Small changes to the RDTI were introduced this financial year after the Coalition government walked back its planned $1.8 billion cut to the scheme. Larger reforms are expected next year when legislation underpinning the popular program sunsets in April 2022.
On Tuesday, Dr Goennemann described the scheme as “counterintuitive” to Australian innovation.
“R&D tax incentives are counterintuitive to innovation because they don’t focus. You get an R&D tax incentive for [almost any] innovation,” he said.
“But the nation needs to decide what are the areas of our strength. We can’t do everything a little bit, we need to focus.”
Dr Goennemann also questioned the “additionality” of the scheme, which reduces tax bills rather than directly funding R&D.
“Would the innovation have happened otherwise anyway? I I think the money can be spent in a sharper way, in a more focused way counterintuitive to our egalitarian society that everybody should get a little bit,” he said.
“We need to focus and we need to scale. And that, I think, will do the trick.”
Dr Goennemann is the managing director of the Advanced Manufacturing Growth Centre (AMGC), a government funded project representing over 47,000 Australian manufacturers and tasked with driving innovation, productivity and competitiveness across the local industry.
The growth centre head said scale remains a big challenge for local manufacturers, 85 per cent of which employ less than 20 people, and Australia as a nation, making focused policies more important.

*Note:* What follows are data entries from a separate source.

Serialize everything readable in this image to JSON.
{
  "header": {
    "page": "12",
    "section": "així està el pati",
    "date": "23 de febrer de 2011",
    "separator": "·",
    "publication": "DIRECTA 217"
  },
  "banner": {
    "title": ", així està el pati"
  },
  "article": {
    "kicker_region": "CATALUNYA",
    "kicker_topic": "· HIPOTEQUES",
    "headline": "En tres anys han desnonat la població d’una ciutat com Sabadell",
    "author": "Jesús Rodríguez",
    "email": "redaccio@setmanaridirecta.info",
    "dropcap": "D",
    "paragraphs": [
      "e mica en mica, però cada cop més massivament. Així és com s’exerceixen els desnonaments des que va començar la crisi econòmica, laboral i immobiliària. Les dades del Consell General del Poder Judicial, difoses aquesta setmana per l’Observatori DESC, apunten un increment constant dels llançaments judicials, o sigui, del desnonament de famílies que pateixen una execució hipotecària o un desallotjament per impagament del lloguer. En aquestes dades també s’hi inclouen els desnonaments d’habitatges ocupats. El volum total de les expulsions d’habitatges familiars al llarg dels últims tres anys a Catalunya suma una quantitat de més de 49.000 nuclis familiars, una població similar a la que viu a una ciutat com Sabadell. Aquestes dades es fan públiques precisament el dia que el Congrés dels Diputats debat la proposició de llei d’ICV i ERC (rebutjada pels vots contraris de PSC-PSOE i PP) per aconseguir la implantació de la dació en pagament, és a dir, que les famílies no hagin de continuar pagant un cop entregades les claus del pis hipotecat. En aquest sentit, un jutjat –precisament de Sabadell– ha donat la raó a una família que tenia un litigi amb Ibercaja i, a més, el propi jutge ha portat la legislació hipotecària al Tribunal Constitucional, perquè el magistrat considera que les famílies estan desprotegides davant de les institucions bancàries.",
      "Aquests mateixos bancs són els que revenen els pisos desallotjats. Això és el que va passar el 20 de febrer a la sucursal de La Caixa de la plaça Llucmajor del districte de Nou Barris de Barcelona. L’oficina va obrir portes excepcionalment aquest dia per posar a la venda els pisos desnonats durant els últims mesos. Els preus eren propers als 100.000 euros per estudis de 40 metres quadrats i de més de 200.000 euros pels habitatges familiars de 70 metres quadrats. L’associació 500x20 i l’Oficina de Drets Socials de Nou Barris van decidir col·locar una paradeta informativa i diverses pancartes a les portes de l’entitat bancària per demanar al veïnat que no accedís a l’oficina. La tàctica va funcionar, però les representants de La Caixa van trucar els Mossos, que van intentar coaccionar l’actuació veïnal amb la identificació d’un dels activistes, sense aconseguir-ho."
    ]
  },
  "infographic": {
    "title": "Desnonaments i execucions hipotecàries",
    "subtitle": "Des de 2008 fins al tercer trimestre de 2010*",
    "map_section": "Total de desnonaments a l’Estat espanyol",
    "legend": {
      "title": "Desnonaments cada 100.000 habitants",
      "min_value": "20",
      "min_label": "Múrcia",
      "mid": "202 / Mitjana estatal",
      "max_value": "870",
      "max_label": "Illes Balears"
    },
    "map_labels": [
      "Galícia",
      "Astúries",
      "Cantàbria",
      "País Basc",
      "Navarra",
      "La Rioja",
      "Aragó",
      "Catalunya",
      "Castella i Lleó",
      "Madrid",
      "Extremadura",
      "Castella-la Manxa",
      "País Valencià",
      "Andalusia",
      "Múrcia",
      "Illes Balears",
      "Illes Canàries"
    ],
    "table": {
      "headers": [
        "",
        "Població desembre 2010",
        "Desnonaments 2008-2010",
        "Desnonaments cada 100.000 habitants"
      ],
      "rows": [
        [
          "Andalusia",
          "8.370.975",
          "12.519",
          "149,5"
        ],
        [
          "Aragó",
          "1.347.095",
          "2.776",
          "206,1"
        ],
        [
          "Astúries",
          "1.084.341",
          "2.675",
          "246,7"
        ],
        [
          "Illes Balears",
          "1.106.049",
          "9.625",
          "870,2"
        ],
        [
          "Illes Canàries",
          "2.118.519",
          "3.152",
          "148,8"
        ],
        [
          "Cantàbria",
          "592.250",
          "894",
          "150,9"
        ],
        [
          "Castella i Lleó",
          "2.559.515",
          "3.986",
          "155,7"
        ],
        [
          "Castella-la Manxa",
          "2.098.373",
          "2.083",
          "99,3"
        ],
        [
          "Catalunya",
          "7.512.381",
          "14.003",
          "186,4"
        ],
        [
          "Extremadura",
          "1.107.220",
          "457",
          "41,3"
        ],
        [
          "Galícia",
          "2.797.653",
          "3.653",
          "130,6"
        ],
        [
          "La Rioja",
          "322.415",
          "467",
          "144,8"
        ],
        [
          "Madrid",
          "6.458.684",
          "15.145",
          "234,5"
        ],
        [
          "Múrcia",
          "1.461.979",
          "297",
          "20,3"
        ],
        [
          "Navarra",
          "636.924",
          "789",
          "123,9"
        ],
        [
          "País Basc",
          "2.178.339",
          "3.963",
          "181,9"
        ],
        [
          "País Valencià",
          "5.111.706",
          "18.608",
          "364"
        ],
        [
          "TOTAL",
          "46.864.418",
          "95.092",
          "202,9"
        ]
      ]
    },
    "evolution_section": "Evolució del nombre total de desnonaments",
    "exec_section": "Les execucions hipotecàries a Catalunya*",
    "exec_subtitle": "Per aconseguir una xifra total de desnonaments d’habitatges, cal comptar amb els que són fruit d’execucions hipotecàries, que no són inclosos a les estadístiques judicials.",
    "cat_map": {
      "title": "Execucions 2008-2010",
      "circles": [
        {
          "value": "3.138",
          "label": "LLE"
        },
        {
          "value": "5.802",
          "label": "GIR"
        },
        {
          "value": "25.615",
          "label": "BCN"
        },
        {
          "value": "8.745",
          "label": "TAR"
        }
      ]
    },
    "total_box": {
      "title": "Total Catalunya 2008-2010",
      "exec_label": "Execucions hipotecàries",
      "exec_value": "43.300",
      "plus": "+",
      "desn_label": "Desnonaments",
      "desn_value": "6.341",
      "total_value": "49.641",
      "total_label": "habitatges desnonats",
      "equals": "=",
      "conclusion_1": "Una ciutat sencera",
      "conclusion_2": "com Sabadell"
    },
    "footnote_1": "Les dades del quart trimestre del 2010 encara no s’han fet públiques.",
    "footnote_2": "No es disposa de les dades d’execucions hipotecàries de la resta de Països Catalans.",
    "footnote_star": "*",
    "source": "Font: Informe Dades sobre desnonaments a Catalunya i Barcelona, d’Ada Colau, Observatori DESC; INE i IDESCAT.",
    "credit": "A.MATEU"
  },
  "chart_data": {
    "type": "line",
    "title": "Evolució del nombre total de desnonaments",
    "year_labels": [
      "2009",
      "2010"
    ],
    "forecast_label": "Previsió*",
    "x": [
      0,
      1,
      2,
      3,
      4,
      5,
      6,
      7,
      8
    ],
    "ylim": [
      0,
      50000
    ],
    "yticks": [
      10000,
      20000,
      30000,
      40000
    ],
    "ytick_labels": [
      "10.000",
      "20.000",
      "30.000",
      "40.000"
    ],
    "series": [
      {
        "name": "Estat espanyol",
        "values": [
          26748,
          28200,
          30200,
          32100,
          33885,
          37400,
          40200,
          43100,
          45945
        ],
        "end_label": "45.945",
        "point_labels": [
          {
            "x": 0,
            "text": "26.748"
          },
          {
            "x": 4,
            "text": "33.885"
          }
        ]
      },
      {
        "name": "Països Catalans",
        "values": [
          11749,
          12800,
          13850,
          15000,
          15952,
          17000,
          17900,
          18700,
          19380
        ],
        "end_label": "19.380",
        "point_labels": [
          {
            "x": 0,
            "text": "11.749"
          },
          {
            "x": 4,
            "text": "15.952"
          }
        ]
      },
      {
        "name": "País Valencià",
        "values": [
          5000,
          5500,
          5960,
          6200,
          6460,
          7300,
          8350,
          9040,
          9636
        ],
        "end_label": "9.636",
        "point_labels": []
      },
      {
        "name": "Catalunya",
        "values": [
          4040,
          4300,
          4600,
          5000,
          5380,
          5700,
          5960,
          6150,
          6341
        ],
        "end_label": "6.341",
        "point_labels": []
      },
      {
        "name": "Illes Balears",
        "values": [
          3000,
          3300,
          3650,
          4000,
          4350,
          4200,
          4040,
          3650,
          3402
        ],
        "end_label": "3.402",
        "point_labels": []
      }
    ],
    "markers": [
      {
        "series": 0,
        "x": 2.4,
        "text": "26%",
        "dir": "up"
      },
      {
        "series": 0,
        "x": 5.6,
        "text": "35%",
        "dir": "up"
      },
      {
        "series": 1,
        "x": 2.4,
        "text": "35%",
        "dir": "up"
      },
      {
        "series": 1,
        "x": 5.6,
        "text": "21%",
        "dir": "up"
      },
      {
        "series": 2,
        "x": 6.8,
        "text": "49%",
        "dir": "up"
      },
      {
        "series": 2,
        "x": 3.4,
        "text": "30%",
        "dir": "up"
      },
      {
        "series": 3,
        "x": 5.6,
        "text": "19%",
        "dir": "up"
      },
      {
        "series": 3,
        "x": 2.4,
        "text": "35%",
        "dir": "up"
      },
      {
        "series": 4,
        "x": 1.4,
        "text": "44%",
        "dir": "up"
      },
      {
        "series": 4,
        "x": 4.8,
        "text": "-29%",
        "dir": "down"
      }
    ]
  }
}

“If we try to do everything a little bit, we achieve nothing. And that’s the idea of the growth centres — to say they are areas of particular strengths. This is [also] the idea of National Manufacturing priorities — we say focus on these areas of strengths and back continue doing that, we will punch above our weight in the areas where it really matters,” Dr Goennemann said.
The RDTI scheme has also been criticised for its unsuitability to tech companies, with calls for an additional software specific program.
At the same Capability event, fellow growth centre head Adrian Beer, of the Mining Equipment, Technology and Services (METS) Centre, said Australia needed to recapture its software leadership.
“I think we forget that we used to be a world leader in software. And it’s not actually about an emerging potential opportunity, it’s actually one that we lost in the past and we need to learn lessons from,” he said.
Mr Beer pointed to the Australian-made but now foreign owned software platforms being used today by Australian military and infrastructure organisations, the Chilean Navy, and US government departments.
“All of these organizations — big industrial processes – are operated with software that was developed here in Australia but is now owned by overseas companies. So, we proved that we can do it, we proved that we can develop it and we can commercialise it. But, we then lose it,” Mr Beer said.
“And I think the focus [should be] about bringing it back, onshore and supporting the businesses that are commercialising those technologies.”